Today brings some hope of getting rid of this infection. I’m doing my best to postpone the doctor visit since we currently are in the proses of getting insurance. But ugh… The horrible, bitter after taste of Cranberry Juice. So gross.

I’ve been thinking about my tattoo idea a lot lately since I’ve found an artist to draw out the design. It excites me that I may soon see it completed on paper. There is still teh nagging fear in my mind about Links family. I don’t want to cause them any grief, nor do I wish to be looked upon as a rebel or punk. I’m still going to be the same me regardless of the ink. I know some would say to go with what I want and not worry about pleasing others. Thing is, I do want to please others. >.<

I’m going to wait untill the final design is finished before I go around checking their reactions.

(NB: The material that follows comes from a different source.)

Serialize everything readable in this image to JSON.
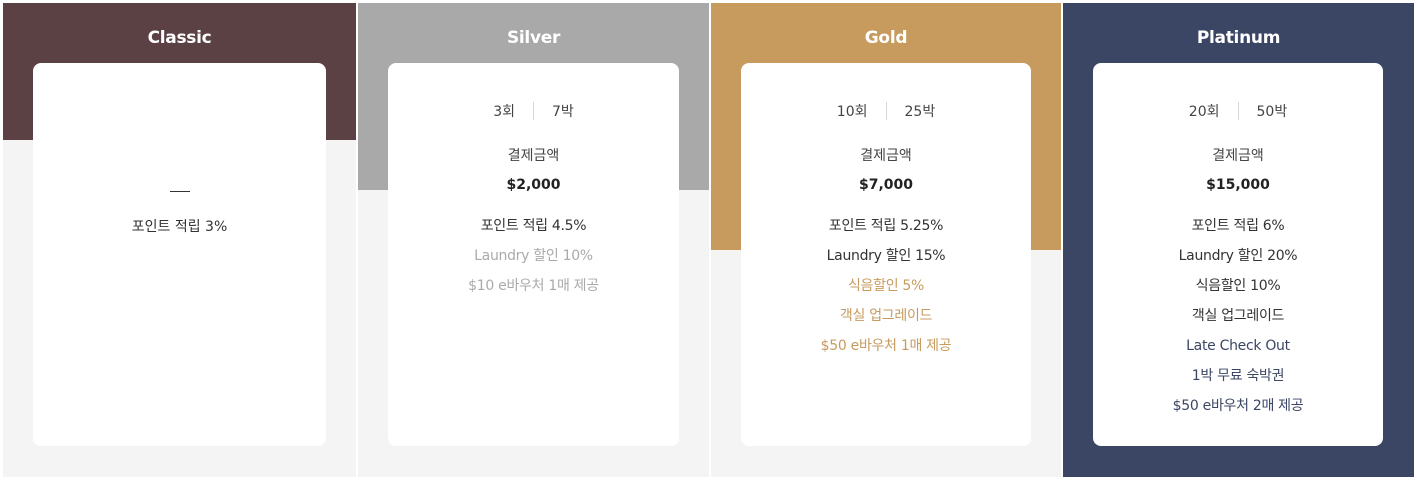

Feeling sick & A Creepy Chick

Yesterday as Link and I were getting ready for the day, I started to feel a pressure in my lower abdomen.  Not again I thought to myself as I began to recognize the symptoms as a UTI (urinary tract infection).  Within the next hour the pain and urgency apperead and grew.  Just my luck to get a UTI when I have no current insurance.  Lol.

Link and pop went out to get me some pain killers, and we are hoping my body will fight my infection on its own.  I’m keeping my fingers crossed.

The only problem  have with the painkillers I’m using is that they upset my stomache.  Small price to pay for no uti pain though.  I’d much rather have the upset stomach.  Lol.

On another note, a girl I was talking to on Yahoo Instant Messenger sucedded in pissing me off.  Not like its all that hard to anger a person but still.  She was pestering me about my age and getting upset because I wouldn’t tell her.  Not her bussinuess anyway.  So what does she do?  Proceed to spell out my full name, my location, and my age.  Funny thing, she still got my age wrong.  It was seriously sad.  When I told her she had gotten it wrong, she proceeded to tell me I act like a 12 year old.  Which is funny because she originally thought I was 27.  God she’s annoying…  Well, nothing to be done, so I guess I’ll just ignore her and forget about this.

My Life a Soap Opera?

So many things have been going on lately I’m beginning to wonder if this is a sick soap opera no one told me about.  My best Friend Starr has run into some trouble lately.  I just found out that she recently got out of a mental hospital and her and her guy are currently homeless.  They are looking for a way to get a bus ticket out to Oklahoma where a friend is going to house and marry them.  I’m worried about her.  No matter how many times she tells me there is no need to worry, I still do.  She has been my friend for 12 or 13 years now, how could i not worry about her?  I’m hoping they will be alright and able to get out there safely.

On another note, I’ve been having some trouble with a love ‘V’.  My husband doesn’t know what to make of things and truthfully neither do I.  My ex-girlfriend dropped by for a surprise visit last weekend and we all had a little to drink.  Nothing to major mind you, just something to loosen ones nerves.  Anyway we where horsing around and having fun when she tried to kiss me.  I know she still likes me but yeah.  My husband was not too happy but says he isn’t gonna hover on it since I did tell him.  I myself am just confused on what I should do.  Either way, it was a hella funny scene.  XD  And Boogy, if you are reading this, don’t take it the wrong way.  ^^;  Be sure to give me a call before making any assumptions based on this post.

On other more normal news, Big Red has towed our car and will begin fixing it.  I am very hopeful that it will be done soon.  Then Link can drive to work and not worry if he has a ride anymore.

Also, I have been searching for an artist to draw out the design I made for my possible tattoo.  I’m still not sure I’ll get one because I don’t want to disapoint my family.  It’s just that to me, tattoo’s can be a beautiful thing.  I dunno,  think once its finished be drawn I’ll take it around to show everyone and see what they feel.  I know it is my choice in the end, but I don’t want my family to to be u[pset by it.  You know?